Et hier, lundi, Le Guardian (encore lui !) a révélé que la NSA (et son équivalent britannique, les Government Communications Headquarters (GCHQ)), constatant que certaines applications pour téléphone mobile compilaient de nombreuses informations personnelles sur leurs utilisateurs, s'est mis en tête, ou plutôt en ordinateur, de nourrir gratos ses bases de données. Plus spécialement visées : tout ce qui vient du jeu Angry Birds et de l'application de cartographie Google Maps.
À quand les prochaines révélations ? À quand la saison 4 ou 5 de la série ? On est impatient de savoir comment Monsieur Dupont verra sa liberté ensevelie sous les métadonnées américaines.
Patrick Béguier est journaliste politique et écrivain
Michel Gourd
29/01/2014 01:14
Snowden est-il finalement un espion russe ordinaire ?
Il y a quelque chose d’infiniment dérangeant dans les dernières révélations Edward Snowden.
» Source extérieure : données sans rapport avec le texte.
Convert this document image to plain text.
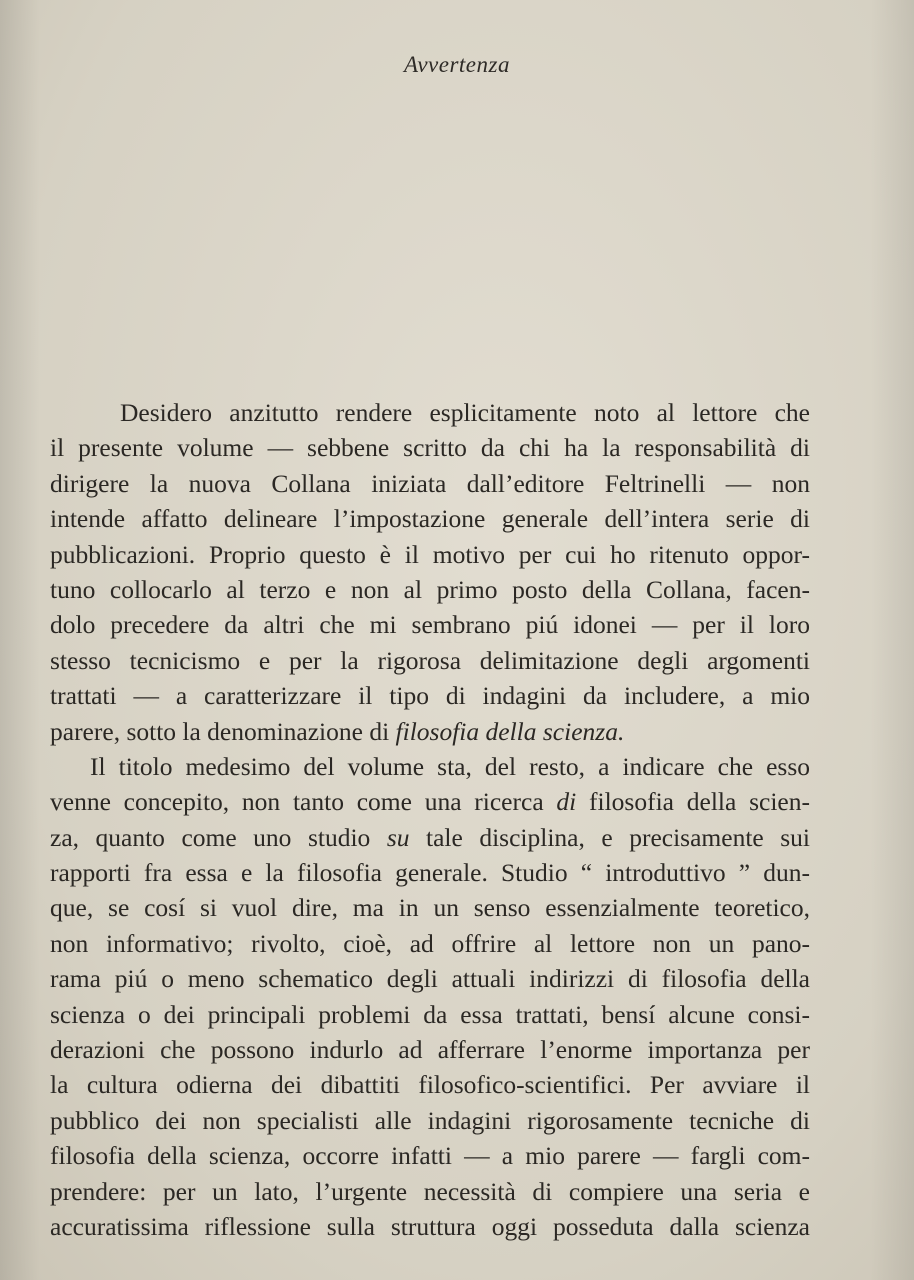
Avvertenza
Desidero anzitutto rendere esplicitamente noto al lettore che
il presente volume — sebbene scritto da chi ha la responsabilità di
dirigere la nuova Collana iniziata dall’editore Feltrinelli — non
intende affatto delineare l’impostazione generale dell’intera serie di
pubblicazioni. Proprio questo è il motivo per cui ho ritenuto oppor-
tuno collocarlo al terzo e non al primo posto della Collana, facen-
dolo precedere da altri che mi sembrano piú idonei — per il loro
stesso tecnicismo e per la rigorosa delimitazione degli argomenti
trattati — a caratterizzare il tipo di indagini da includere, a mio
parere, sotto la denominazione di filosofia della scienza.
Il titolo medesimo del volume sta, del resto, a indicare che esso
venne concepito, non tanto come una ricerca di filosofia della scien-
za, quanto come uno studio su tale disciplina, e precisamente sui
rapporti fra essa e la filosofia generale. Studio “ introduttivo ” dun-
que, se cosí si vuol dire, ma in un senso essenzialmente teoretico,
non informativo; rivolto, cioè, ad offrire al lettore non un pano-
rama piú o meno schematico degli attuali indirizzi di filosofia della
scienza o dei principali problemi da essa trattati, bensí alcune consi-
derazioni che possono indurlo ad afferrare l’enorme importanza per
la cultura odierna dei dibattiti filosofico-scientifici. Per avviare il
pubblico dei non specialisti alle indagini rigorosamente tecniche di
filosofia della scienza, occorre infatti — a mio parere — fargli com-
prendere: per un lato, l’urgente necessità di compiere una seria e
accuratissima riflessione sulla struttura oggi posseduta dalla scienza
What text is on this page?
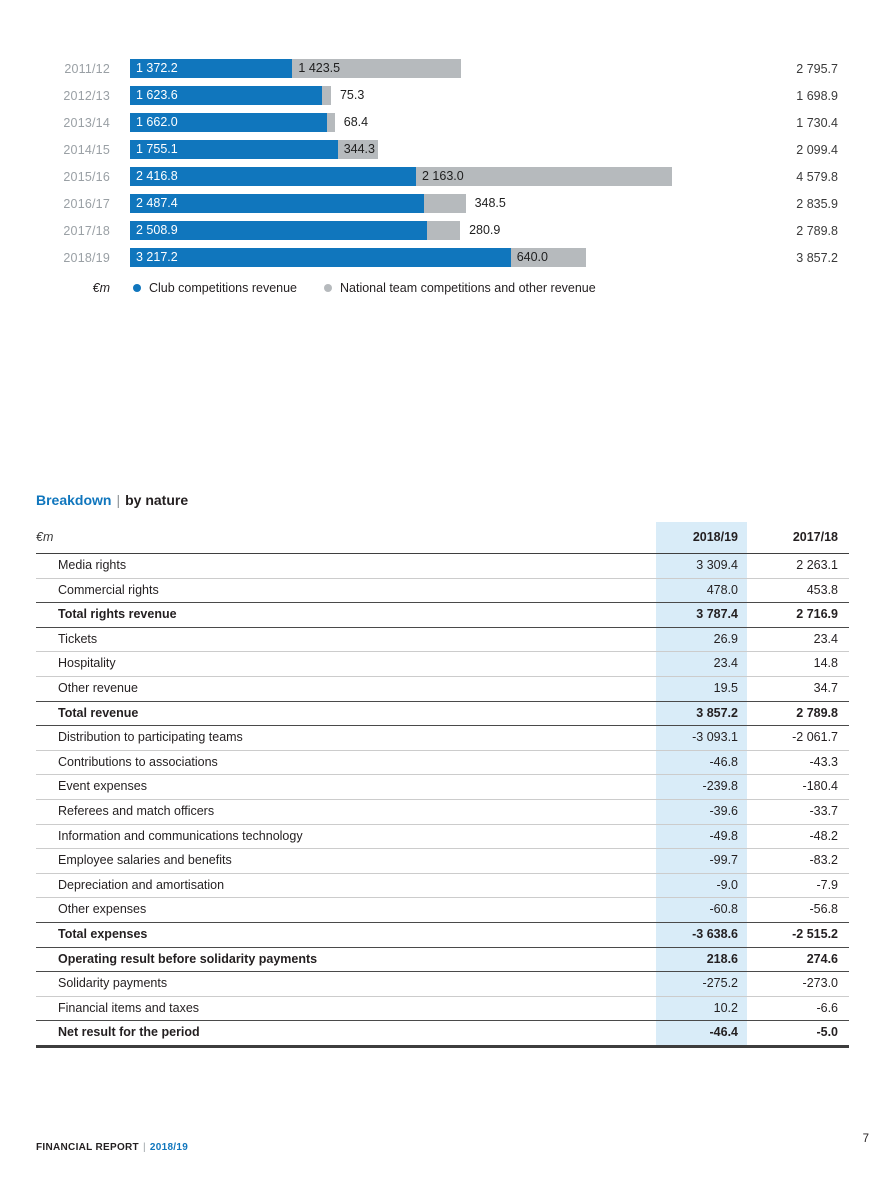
2011/12	1 372.2	1 423.5	2 795.7
2012/13	1 623.6	75.3	1 698.9
2013/14	1 662.0	68.4	1 730.4
2014/15	1 755.1	344.3	2 099.4
2015/16	2 416.8	2 163.0	4 579.8
2016/17	2 487.4	348.5	2 835.9
2017/18	2 508.9	280.9	2 789.8
2018/19	3 217.2	640.0	3 857.2
€m	Club competitions revenue	National team competitions and other revenue
Breakdown | by nature
€m	2018/19	2017/18
Media rights	3 309.4	2 263.1
Commercial rights	478.0	453.8
Total rights revenue	3 787.4	2 716.9
Tickets	26.9	23.4
Hospitality	23.4	14.8
Other revenue	19.5	34.7
Total revenue	3 857.2	2 789.8
Distribution to participating teams	-3 093.1	-2 061.7
Contributions to associations	-46.8	-43.3
Event expenses	-239.8	-180.4
Referees and match officers	-39.6	-33.7
Information and communications technology	-49.8	-48.2
Employee salaries and benefits	-99.7	-83.2
Depreciation and amortisation	-9.0	-7.9
Other expenses	-60.8	-56.8
Total expenses	-3 638.6	-2 515.2
Operating result before solidarity payments	218.6	274.6
Solidarity payments	-275.2	-273.0
Financial items and taxes	10.2	-6.6
Net result for the period	-46.4	-5.0
FINANCIAL REPORT | 2018/19
7
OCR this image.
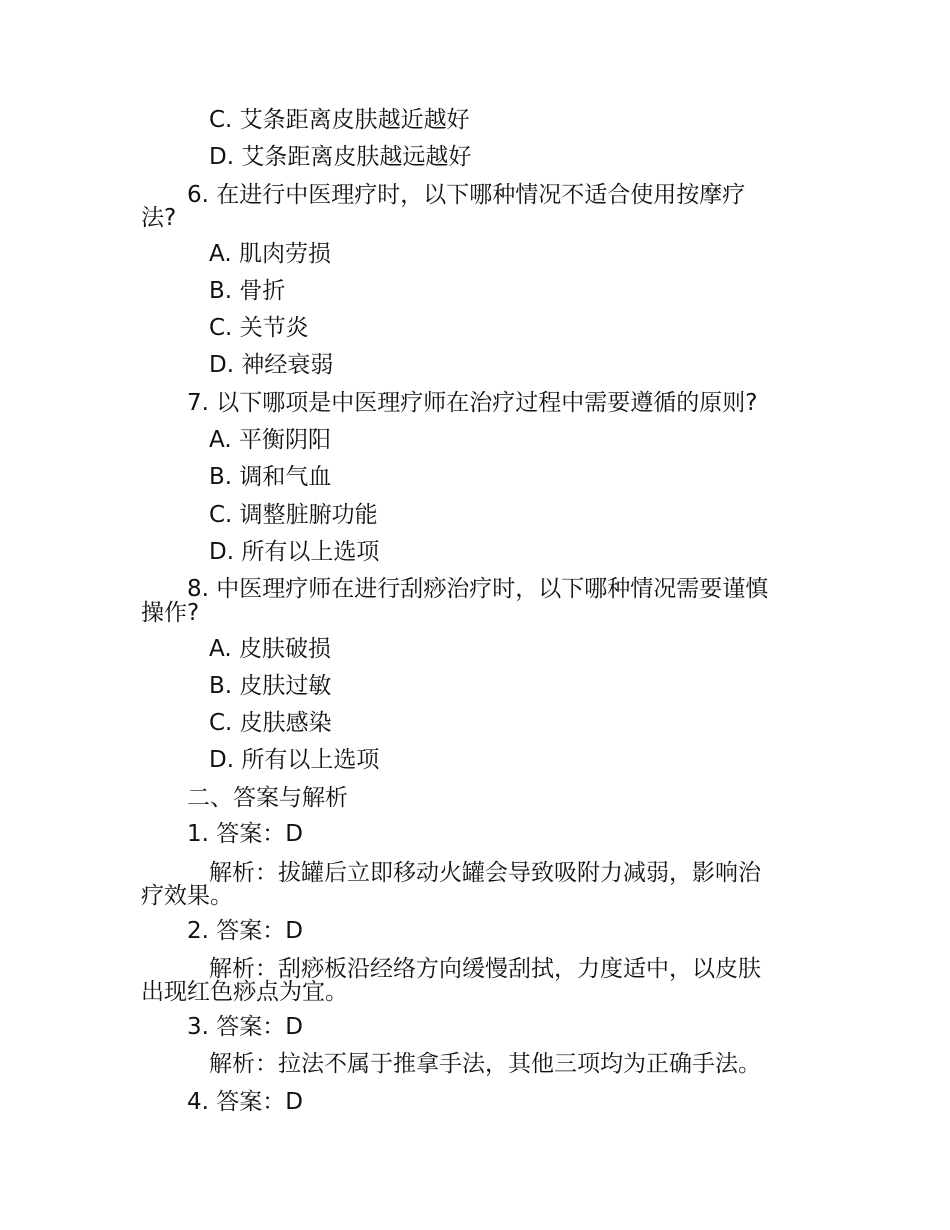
C. 艾条距离皮肤越近越好
D. 艾条距离皮肤越远越好
6. 在进行中医理疗时，以下哪种情况不适合使用按摩疗
法?
A. 肌肉劳损
B. 骨折
C. 关节炎
D. 神经衰弱
7. 以下哪项是中医理疗师在治疗过程中需要遵循的原则?
A. 平衡阴阳
B. 调和气血
C. 调整脏腑功能
D. 所有以上选项
8. 中医理疗师在进行刮痧治疗时，以下哪种情况需要谨慎
操作?
A. 皮肤破损
B. 皮肤过敏
C. 皮肤感染
D. 所有以上选项
二、答案与解析
1. 答案：D
解析：拔罐后立即移动火罐会导致吸附力减弱，影响治
疗效果。
2. 答案：D
解析：刮痧板沿经络方向缓慢刮拭，力度适中，以皮肤
出现红色痧点为宜。
3. 答案：D
解析：拉法不属于推拿手法，其他三项均为正确手法。
4. 答案：D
Ce n’est pas tant ce qu’il a dit que quand il l’a fait. Révéler des cas d’espionnage industriel américains le jour même qu’est révélé que la Russie pourrait aussi faire de l’espionnage industriel pendant les olympiques à Sotchi est pour le moins suspect. L’ancien consultant de la CIA que l’on voyait comme un homme avec un sens civique développé serait-il finalement un agent double tout ce qu’il y a d’ordinaire ?
Comment expliquer le fait qu’il ait attendu que son pays d’adoption soit accusé d’espionnage industriel pour dénoncer à son tour les États-Unis et les Britanniques de ce même genre d’action ? Il aurait pu le faire depuis des mois, pourquoi avoir attendu ce moment précis ?
L’un n’excuse d’ailleurs pas l’autre. Le fait que des pays de l’OTAN aient utilisé des applications mobiles d’espionnage n’excuse en rien le fait que la Russie puisse siphonner sans permission toute donnée sur tout appareil électronique en la possession des visiteurs aux Jeux Olympiques. S’il a d’autres révélations de ce type à faire, Snowden devrait les dires tout de suite. Attendre que la Russie soit prise la main dans le sac pour dire que les États-Unis font pire n’est pas une attitude qui colle à l’image que l’homme voulait se donner.